As agressões hoje praticadas, conforme divulgado, são por demais cruéis. Mas quem, em outros tempos, não foi vítima de bullying, quando esse nome estrangeiro sequer era cogitado entre nós? Acredito que poucos.

Apelidos pejorativos, brincadeiras de mau gosto, agressões físicas, danos a pertences, quase sempre na escola, ocorriam a nossa volta, com conhecidos e desconhecidos e conosco. Nem todos se transformaram em assassinos. E não poderia ser diferente. Não deve ser diferente.

Ontem e hoje, se é vítima de bullying, discriminação e preconceito por se ser alto demais, baixo demais, magro demais, gordo demais, inteligente demais e por aí segue. Enfim, por não sermos lindos e perfeitos aos olhos do outro. Por sermos diferentes de quem nos julga.

A agressão sofrida não pode e não deve justificar outro ato violento. Devemos sim mostrar a nossos filhos que eles não devem se submeter a essas agressões, mas também que se deve fazer a opção pela solução pacífica, evitando a perpetuação de um comportamento que provoca danos, em alguns casos, irreparáveis, e que nos leva à confirmação de um ciclo de violência, sem perspectiva de fim.

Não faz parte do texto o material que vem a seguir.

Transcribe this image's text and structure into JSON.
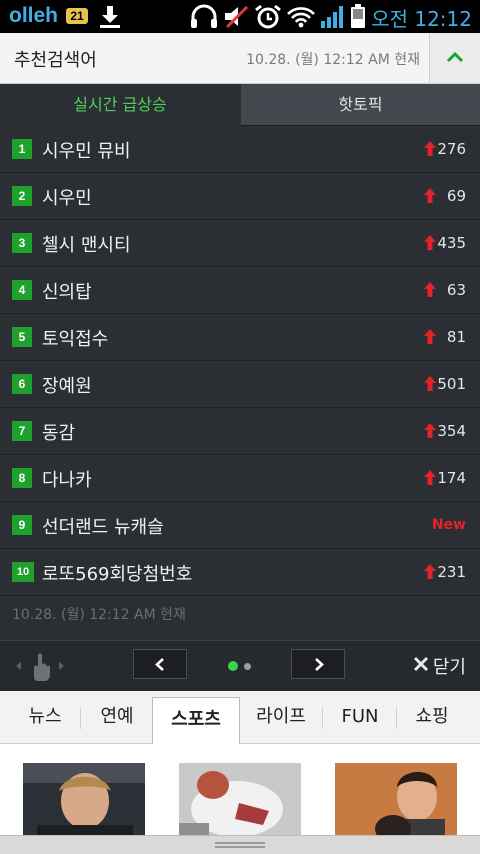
{
  "status_bar": {
    "carrier": "olleh",
    "badge": "21",
    "clock": "오전 12:12"
  },
  "recommend": {
    "title": "추천검색어",
    "timestamp": "10.28. (월) 12:12 AM 현재"
  },
  "tabs": [
    {
      "label": "실시간 급상승"
    },
    {
      "label": "핫토픽"
    }
  ],
  "rows": [
    {
      "rank": "1",
      "keyword": "시우민 뮤비",
      "count": "276"
    },
    {
      "rank": "2",
      "keyword": "시우민",
      "count": "69"
    },
    {
      "rank": "3",
      "keyword": "첼시 맨시티",
      "count": "435"
    },
    {
      "rank": "4",
      "keyword": "신의탑",
      "count": "63"
    },
    {
      "rank": "5",
      "keyword": "토익접수",
      "count": "81"
    },
    {
      "rank": "6",
      "keyword": "장예원",
      "count": "501"
    },
    {
      "rank": "7",
      "keyword": "동감",
      "count": "354"
    },
    {
      "rank": "8",
      "keyword": "다나카",
      "count": "174"
    },
    {
      "rank": "9",
      "keyword": "선더랜드 뉴캐슬",
      "count": "New"
    },
    {
      "rank": "10",
      "keyword": "로또569회당첨번호",
      "count": "231"
    }
  ],
  "panel_footer": {
    "timestamp": "10.28. (월) 12:12 AM 현재",
    "close_label": "닫기",
    "page_index": 1,
    "page_count": 2
  },
  "categories": [
    {
      "label": "뉴스"
    },
    {
      "label": "연예"
    },
    {
      "label": "스포츠"
    },
    {
      "label": "라이프"
    },
    {
      "label": "FUN"
    },
    {
      "label": "쇼핑"
    }
  ],
  "colors": {
    "accent_green": "#4cd25c",
    "rank_green": "#1fa12d",
    "rise_red": "#e3232b",
    "panel_bg": "#2b2e33",
    "status_blue": "#3fb0e6"
  },
  "icons": [
    "download-icon",
    "headphones-icon",
    "mute-icon",
    "alarm-icon",
    "wifi-icon",
    "signal-icon",
    "battery-icon",
    "chevron-up-icon",
    "arrow-up-icon",
    "swipe-hand-icon",
    "chevron-left-icon",
    "chevron-right-icon",
    "close-icon"
  ]
}
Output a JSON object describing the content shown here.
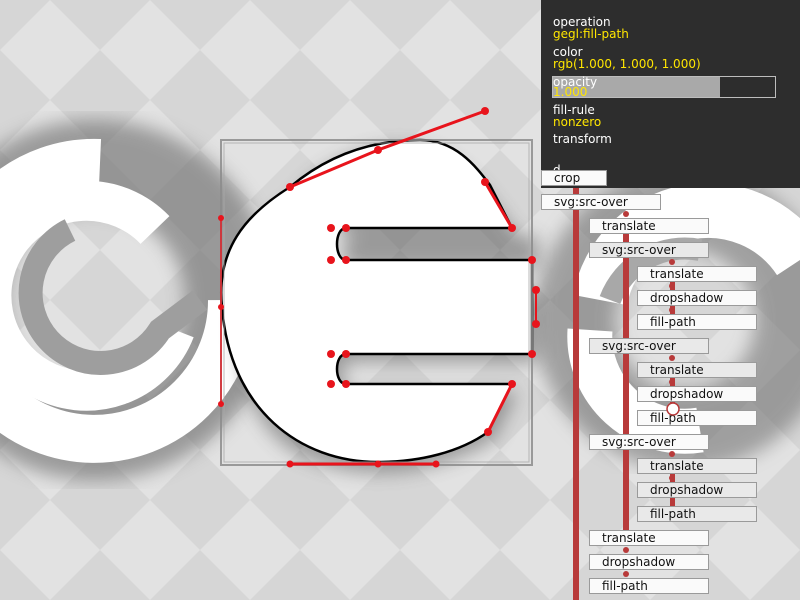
{
  "properties": {
    "operation_label": "operation",
    "operation_value": "gegl:fill-path",
    "color_label": "color",
    "color_value": "rgb(1.000, 1.000, 1.000)",
    "opacity_label": "opacity",
    "opacity_value": "1.000",
    "opacity_level": 0.75,
    "fill_rule_label": "fill-rule",
    "fill_rule_value": "nonzero",
    "transform_label": "transform",
    "d_label": "d"
  },
  "graph_nodes": [
    {
      "label": "crop"
    },
    {
      "label": "svg:src-over"
    },
    {
      "label": "translate"
    },
    {
      "label": "svg:src-over"
    },
    {
      "label": "translate"
    },
    {
      "label": "dropshadow"
    },
    {
      "label": "fill-path"
    },
    {
      "label": "svg:src-over"
    },
    {
      "label": "translate"
    },
    {
      "label": "dropshadow"
    },
    {
      "label": "fill-path"
    },
    {
      "label": "svg:src-over"
    },
    {
      "label": "translate"
    },
    {
      "label": "dropshadow"
    },
    {
      "label": "fill-path"
    },
    {
      "label": "translate"
    },
    {
      "label": "dropshadow"
    },
    {
      "label": "fill-path"
    }
  ],
  "colors": {
    "accent": "#e8141c",
    "graph_link": "#b83a3a",
    "panel_bg": "#2d2d2d",
    "value_text": "#ffe600"
  }
}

Ao ser agredido na escola, não agrida. Procure a professora, a coordenadora, a direção, conte para o pai e a mãe, e que estes, adultos e responsáveis que são, façam a opção pela paz e pela saída pacífica. Que mostre ao outro a extensão do dano que está causando, que proponha ajuda, que busque auxílio profissional, se for o caso. Mas, sobretudo, que não se iguale, que não seja ele um novo adepto desta prática que, como sabemos, traz tanto sofrimento.

O bullying é inaceitável, mas ser vítima dessa agressão não pode justificar tudo, não pode custar uma vida.